Bravery, not perfection.
SO here’s my lesson lately: BRAVERY, NOT PERFECTION.
It’s been a slow burn for me. All the powers of the universe have been priming my heart and my ears for this one. I was listening to Armchair Expert with Dax Shepard (close friends know I don’t ever shut up about three different podcasts - this is one of them) and he was interviewing Reshma Saujani. Her story is amazing, so if you’re interested in a woman who supports other women, works to build up future generations, and has learned the value in failing forward, just stop reading now and go listen to that episode.
For those of you still reading, here’s why this podcast episode mattered to me (and why I hope it helps you). As a girl and young woman, my value came from being mature, polite, well-behaved, well-groomed, a straight-A student, etc. It’s how I earned love, attention and praise from those around me. Naturally, perfectionism became #goals.

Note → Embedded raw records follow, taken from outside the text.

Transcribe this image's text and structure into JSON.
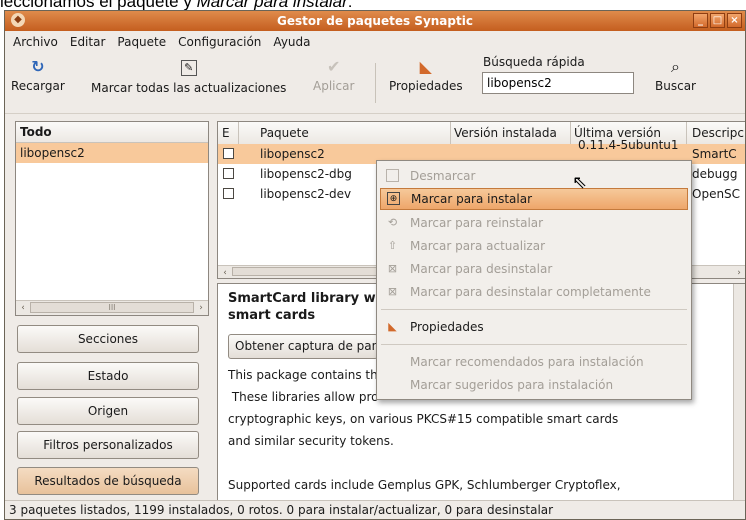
{
  "caption": {
    "prefix": "leccionamos el paquete y ",
    "emph": "Marcar para instalar",
    "suffix": ":"
  },
  "window": {
    "title": "Gestor de paquetes Synaptic",
    "app_icon": "synaptic-icon"
  },
  "menubar": [
    "Archivo",
    "Editar",
    "Paquete",
    "Configuración",
    "Ayuda"
  ],
  "toolbar": {
    "reload": "Recargar",
    "mark_all": "Marcar todas las actualizaciones",
    "apply": "Aplicar",
    "properties": "Propiedades",
    "quick_search_label": "Búsqueda rápida",
    "quick_search_value": "libopensc2",
    "search": "Buscar"
  },
  "filters": {
    "header": "Todo",
    "items": [
      "libopensc2"
    ]
  },
  "side_buttons": [
    "Secciones",
    "Estado",
    "Origen",
    "Filtros personalizados",
    "Resultados de búsqueda"
  ],
  "columns": [
    "E",
    "Paquete",
    "Versión instalada",
    "Última versión",
    "Descripción"
  ],
  "packages": [
    {
      "name": "libopensc2",
      "installed": "",
      "latest": "0.11.4-5ubuntu1",
      "desc": "SmartC"
    },
    {
      "name": "libopensc2-dbg",
      "installed": "",
      "latest": "",
      "desc": "debugg"
    },
    {
      "name": "libopensc2-dev",
      "installed": "",
      "latest": "",
      "desc": "OpenSC"
    }
  ],
  "description": {
    "title_line1": "SmartCard library w",
    "title_line2": "smart cards",
    "screenshot_button": "Obtener captura de pant",
    "lines": [
      "This package contains th",
      " These libraries allow pro",
      "cryptographic keys, on various PKCS#15 compatible smart cards",
      "and similar security tokens.",
      "",
      "Supported cards include Gemplus GPK, Schlumberger Cryptoflex,"
    ]
  },
  "status": "3 paquetes listados, 1199 instalados, 0 rotos. 0 para instalar/actualizar, 0 para desinstalar",
  "context_menu": {
    "unmark": "Desmarcar",
    "install": "Marcar para instalar",
    "reinstall": "Marcar para reinstalar",
    "upgrade": "Marcar para actualizar",
    "remove": "Marcar para desinstalar",
    "purge": "Marcar para desinstalar completamente",
    "properties": "Propiedades",
    "recommended": "Marcar recomendados para instalación",
    "suggested": "Marcar sugeridos para instalación"
  },
  "colors": {
    "selection": "#f8c99b",
    "titlebar": "#d2692b",
    "highlight": "#eea66a"
  }
}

I knew of two paths in life: the one that led to success/changing the world/love/happiness, and the other one *shudder*. I got to a place, especially academically or with hobbies, where it didn’t matter how long I spent working on something, if it didn’t come out like I had pictured, I was not only crushed, but questioning my identity and life goals (cut to me like two weeks ago making a bad batch of macarons for my mom’s store opening, telling myself that I’m a failure, that no one will spend money on things I make, especially sh***y things, that I should probably just stop trying and go crawl in a hole. Yeah, I’m really nice to myself.) Culturally, I didn’t (don’t) experience the emphasis on the process like I did (do) on the product. I feared anything that would land me on the other path, inadequacy being one of those things. Slowly but surely I became more and more afraid to TRY ANYTHING. (Am I hitting home with any of you, yet?)
I get that some of that is just real life - it doesn’t matter how long you practice an instrument, if you still can’t play a song people aren’t going to pay you to perform just because you tried. That’s fair. But my point and my question is this: How many musicians are out in the world, stuck deep inside of people, just because they’re too scared to try and potentially fail? How much do YOU have to offer the world that we may never know about because you’re not the best at the thing, so why bother? How many of you are cripplingly afraid that you won’t be perfect? How many of you actually are?
Reshma said multiple times that BRAVERY IS A MUSCLE. So even in sharing this post, I am working that muscle. I’m continuing to consciously create space for failure, to remove the stigma from that word, and to lean in to my experiences with failure that brought me where I am (financial failure that led me to drop out of school [move back to TN and eventually marry Matt], contraceptive failure that led to my daughter [aka the best thing that’s ever happened], western medicine failure that led to my being a doula [the job that I sincerely believe I was created for], and my high school English teacher’s failure [that led to my endless run-on sentence writing style]. The list goes on…). So go and read Reshma’s book, Brave, Not Perfect: Fear Less, Fail More, and Live Bolder. My copy comes in Friday. And if you want to get together and swap stories of the times you tried to trick the world into thinking you had it all together, let’s grab coffee. Or even better - let’s go try something new and be willing to suck at it.
SIDENOTE ABOUT THE HEADER PHOTO:
My face in this photo is hilariously metaphorical to me.
I was on a trip with my husband, trying to force myself to have photos taken, so I thought I’d do something silly. Jump like 4 feet down. And look at how trepidatious my facial expression is. Also I’m not even really willing to jump - just pretending that it’s one really big stair, I guess. I look at this photo through my narrative-self-lens and want to take that woman, shake her, and yell, “WHAT ARE YOU SO SCARED OF?” And then I picture little Katherine on that ledge and I want to ask the same thing, much more lovingly this time, and also cry a little. I’m so much more kind to little Katherine.